3. Plaintiff is advised that a motion for summary judgment under Rule 56 of the Federal Rules of Civil Procedure will, if granted, end your case. Rule 56 tells you what you must do in order to oppose a motion for summary judgment. Generally, summary judgment must be granted when there is no genuine issue of material fact — that is, if there is no real dispute about any fact that would affect the result of your case, the party who asked for summary judgment is entitled to judgment as a matter of law, which will end your case. When a party you are suing makes a motion for summary judgment that is properly supported by declarations (or other sworn testimony), you cannot simply rely on what your complaint says. Instead, you must set out specific facts in declarations, depositions, answers to interrogatories, or authenticated documents, as provided in Rule 56(c), that contradict the facts shown in the defendants' declarations and documents and show that there is a genuine issue of material fact for trial. If you do not submit your own evidence in opposition, summary judgment, if appropriate, may be entered against you. If summary judgment is granted, your case will be dismissed and there will be no trial. Rand v. Rowland, 154 F.3d 952, 962-63 (9th Cir. 1998) (en banc) (App. A).

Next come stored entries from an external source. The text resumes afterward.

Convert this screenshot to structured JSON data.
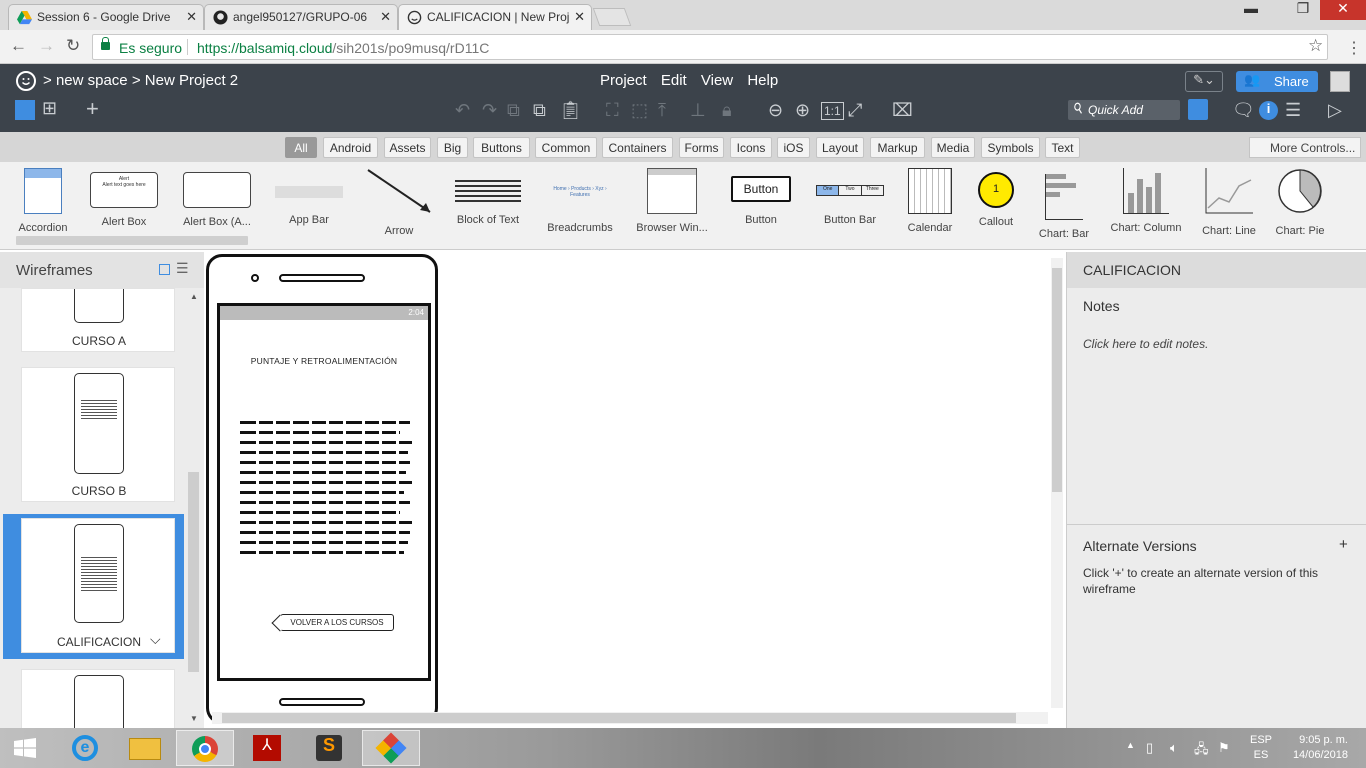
{
  "browser": {
    "tabs": [
      {
        "title": "Session 6 - Google Drive",
        "icon": "google-drive-icon"
      },
      {
        "title": "angel950127/GRUPO-06",
        "icon": "github-icon"
      },
      {
        "title": "CALIFICACION | New Proj",
        "icon": "balsamiq-icon"
      }
    ],
    "close_glyph": "✕",
    "secure_label": "Es seguro",
    "url_host": "https://balsamiq.cloud",
    "url_path": "/sih201s/po9musq/rD11C",
    "star": "☆",
    "kebab": "⋮",
    "window_min": "▬",
    "window_max": "❐",
    "window_close": "✕"
  },
  "app": {
    "breadcrumb_sep": ">",
    "space": "new space",
    "project": "New Project 2",
    "menus": [
      "Project",
      "Edit",
      "View",
      "Help"
    ],
    "share_label": "Share",
    "quick_add_placeholder": "Quick Add",
    "info_glyph": "i"
  },
  "categories": [
    "All",
    "Android",
    "Assets",
    "Big",
    "Buttons",
    "Common",
    "Containers",
    "Forms",
    "Icons",
    "iOS",
    "Layout",
    "Markup",
    "Media",
    "Symbols",
    "Text"
  ],
  "selected_category": "All",
  "more_controls": "More Controls...",
  "controls": [
    "Accordion",
    "Alert Box",
    "Alert Box (A...",
    "App Bar",
    "Arrow",
    "Block of Text",
    "Breadcrumbs",
    "Browser Win...",
    "Button",
    "Button Bar",
    "Calendar",
    "Callout",
    "Chart: Bar",
    "Chart: Column",
    "Chart: Line",
    "Chart: Pie"
  ],
  "control_previews": {
    "button_text": "Button",
    "buttonbar": [
      "One",
      "Two",
      "Three"
    ],
    "callout_num": "1",
    "alert_title": "Alert",
    "alert_text": "Alert text goes here",
    "alert_no": "No",
    "alert_yes": "Yes",
    "breadcrumb_text": "Home › Products › Xyz › Features"
  },
  "wireframes": {
    "title": "Wireframes",
    "items": [
      "CURSO A",
      "CURSO B",
      "CALIFICACION"
    ],
    "selected": "CALIFICACION",
    "chevron": "⌵"
  },
  "canvas": {
    "status_time": "2:04",
    "page_title": "PUNTAJE Y RETROALIMENTACIÓN",
    "back_button": "VOLVER A LOS CURSOS"
  },
  "inspector": {
    "title": "CALIFICACION",
    "notes_heading": "Notes",
    "notes_placeholder": "Click here to edit notes.",
    "alt_heading": "Alternate Versions",
    "alt_plus": "+",
    "alt_desc": "Click '+' to create an alternate version of this wireframe"
  },
  "taskbar": {
    "lang_top": "ESP",
    "lang_bottom": "ES",
    "time": "9:05 p. m.",
    "date": "14/06/2018"
  }
}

Plaintiff also is advised that a motion to dismiss for failure to exhaust available administrative remedies under 42 U.S.C. § 1997e(a) will, if granted, end your case, albeit without prejudice. You must "develop a record" and present it in your opposition in order to dispute any "factual record" presented by defendants in their motion to dismiss. Wyatt v. Terhune, 315 F.3d 1108, 1120 n.14 (9th Cir. 2003).

(The Rand and Wyatt notices above do not excuse defendants' obligation to serve said notices again concurrently with motions to dismiss for failure to exhaust available administrative remedies and motions for summary judgment. Woods, 684 F.3d at 939).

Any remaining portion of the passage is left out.